Opeens kwam een Duits schip van bakboord, uit de jachthaven van Watersportvereniging Harlingen, drong zich tussen de rij, onze doorvaart blokkerend, stak achteruit en ging als tweede de sluis in. Niet alleen moest Barry vol achteruit om hem niet te raken, maar hij liet dus ook vier schepen achter zich.
Ik ging echt helemaal uit m’n panty tegen de stuurman: Een Duitser. Mijn eerste zin begin met ‘blöder Affe’ en zo ging het nog even door van mijn kant. Eenmaal in de sluis, koelde ik wat af en raakte ik aan de praat met de bemanning van viskotter Meeuw. Staal, met 80m2 zeil, uit 1910. Echt een prachtschip, en nog te koop ook.
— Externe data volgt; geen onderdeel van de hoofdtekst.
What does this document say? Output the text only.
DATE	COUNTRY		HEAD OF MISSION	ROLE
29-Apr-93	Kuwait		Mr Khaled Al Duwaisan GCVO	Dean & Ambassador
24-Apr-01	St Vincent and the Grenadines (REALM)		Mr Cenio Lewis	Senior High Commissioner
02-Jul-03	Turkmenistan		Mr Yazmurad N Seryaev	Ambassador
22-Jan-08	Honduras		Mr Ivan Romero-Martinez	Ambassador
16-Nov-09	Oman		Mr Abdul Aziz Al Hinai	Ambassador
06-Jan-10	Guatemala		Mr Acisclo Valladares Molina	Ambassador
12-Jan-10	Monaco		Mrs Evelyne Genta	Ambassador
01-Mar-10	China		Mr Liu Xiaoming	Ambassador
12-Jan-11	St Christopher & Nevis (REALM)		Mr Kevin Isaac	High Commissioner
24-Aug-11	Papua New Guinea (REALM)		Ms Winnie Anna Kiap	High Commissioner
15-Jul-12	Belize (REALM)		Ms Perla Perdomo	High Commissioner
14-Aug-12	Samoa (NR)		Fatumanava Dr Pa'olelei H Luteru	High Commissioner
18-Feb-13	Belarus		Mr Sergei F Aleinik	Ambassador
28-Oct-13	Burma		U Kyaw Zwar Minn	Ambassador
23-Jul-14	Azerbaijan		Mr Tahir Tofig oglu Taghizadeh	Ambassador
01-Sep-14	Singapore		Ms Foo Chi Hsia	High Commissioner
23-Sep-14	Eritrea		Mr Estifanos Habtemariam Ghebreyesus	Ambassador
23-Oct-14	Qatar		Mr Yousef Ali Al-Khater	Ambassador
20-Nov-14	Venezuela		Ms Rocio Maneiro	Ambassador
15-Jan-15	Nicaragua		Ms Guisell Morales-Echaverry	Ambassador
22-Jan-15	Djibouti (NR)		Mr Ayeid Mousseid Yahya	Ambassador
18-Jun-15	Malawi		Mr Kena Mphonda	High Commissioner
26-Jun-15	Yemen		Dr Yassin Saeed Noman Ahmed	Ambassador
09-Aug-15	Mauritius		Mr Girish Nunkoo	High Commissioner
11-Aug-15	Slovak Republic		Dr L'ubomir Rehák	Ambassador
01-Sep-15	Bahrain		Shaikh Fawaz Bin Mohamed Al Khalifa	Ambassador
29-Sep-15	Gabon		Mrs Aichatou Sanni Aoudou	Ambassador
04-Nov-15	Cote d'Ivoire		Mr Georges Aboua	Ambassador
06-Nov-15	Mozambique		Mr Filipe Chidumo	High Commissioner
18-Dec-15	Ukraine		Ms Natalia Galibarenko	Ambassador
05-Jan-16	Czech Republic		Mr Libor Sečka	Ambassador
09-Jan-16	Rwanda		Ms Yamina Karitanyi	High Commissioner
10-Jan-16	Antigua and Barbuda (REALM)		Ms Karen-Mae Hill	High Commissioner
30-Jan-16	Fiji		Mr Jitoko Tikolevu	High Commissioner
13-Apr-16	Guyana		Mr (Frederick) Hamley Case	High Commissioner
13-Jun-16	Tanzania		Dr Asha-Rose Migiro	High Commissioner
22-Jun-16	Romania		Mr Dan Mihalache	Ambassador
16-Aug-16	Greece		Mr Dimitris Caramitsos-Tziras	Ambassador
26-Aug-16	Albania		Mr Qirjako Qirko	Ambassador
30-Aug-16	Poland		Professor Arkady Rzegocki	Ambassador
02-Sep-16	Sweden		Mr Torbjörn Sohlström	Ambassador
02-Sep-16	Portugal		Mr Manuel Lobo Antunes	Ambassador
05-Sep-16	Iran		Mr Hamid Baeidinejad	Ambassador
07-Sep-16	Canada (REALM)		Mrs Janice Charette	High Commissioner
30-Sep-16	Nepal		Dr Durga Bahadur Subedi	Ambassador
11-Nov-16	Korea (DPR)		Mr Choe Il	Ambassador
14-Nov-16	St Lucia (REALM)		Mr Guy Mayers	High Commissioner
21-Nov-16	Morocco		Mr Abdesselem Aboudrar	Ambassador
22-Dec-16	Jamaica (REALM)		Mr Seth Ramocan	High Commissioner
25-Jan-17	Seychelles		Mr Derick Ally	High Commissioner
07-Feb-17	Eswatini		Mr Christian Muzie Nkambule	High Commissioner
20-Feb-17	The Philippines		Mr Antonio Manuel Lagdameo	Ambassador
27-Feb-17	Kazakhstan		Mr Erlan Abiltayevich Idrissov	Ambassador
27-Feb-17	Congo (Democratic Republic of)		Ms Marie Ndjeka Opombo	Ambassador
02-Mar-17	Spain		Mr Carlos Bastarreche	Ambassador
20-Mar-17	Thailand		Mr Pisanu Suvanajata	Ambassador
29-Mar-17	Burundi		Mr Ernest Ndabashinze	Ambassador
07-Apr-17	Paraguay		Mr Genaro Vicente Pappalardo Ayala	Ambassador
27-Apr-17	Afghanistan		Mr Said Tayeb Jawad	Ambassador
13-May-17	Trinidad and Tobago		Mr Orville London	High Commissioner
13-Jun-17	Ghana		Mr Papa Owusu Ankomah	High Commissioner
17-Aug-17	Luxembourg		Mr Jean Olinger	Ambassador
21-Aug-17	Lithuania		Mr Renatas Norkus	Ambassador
Ik negeerde de Duitser, maar uiteindelijk kwam er toch een gesprek. Hij vroeg zich af wat het probleem was: alle schepen pasten toch in de sluis? Echt een gentlemen. Ik reageerde met ‘Wie ist es möglich das Ich in Ihrem Land immer alle Regeln folgen muss und Sie machen so etwas wenn Sie in meinem Land sind?’
Het zat diep en dat zit het nog. Vorig jaar was er ook een Duitser die vond dat hij ondanks een rood licht nog wel even door de brug kon. Ik ben er klaar mee (he-le-maal zelfs). De volgende Duitser die zoiets flikt, krijgt hem. Een fijne bijkomstigheid is dat ik vloeiend Duits spreek, omdat ik er als kind heb gewoond, dus ‘it giet oan’ voor de volgende asociale Duitser.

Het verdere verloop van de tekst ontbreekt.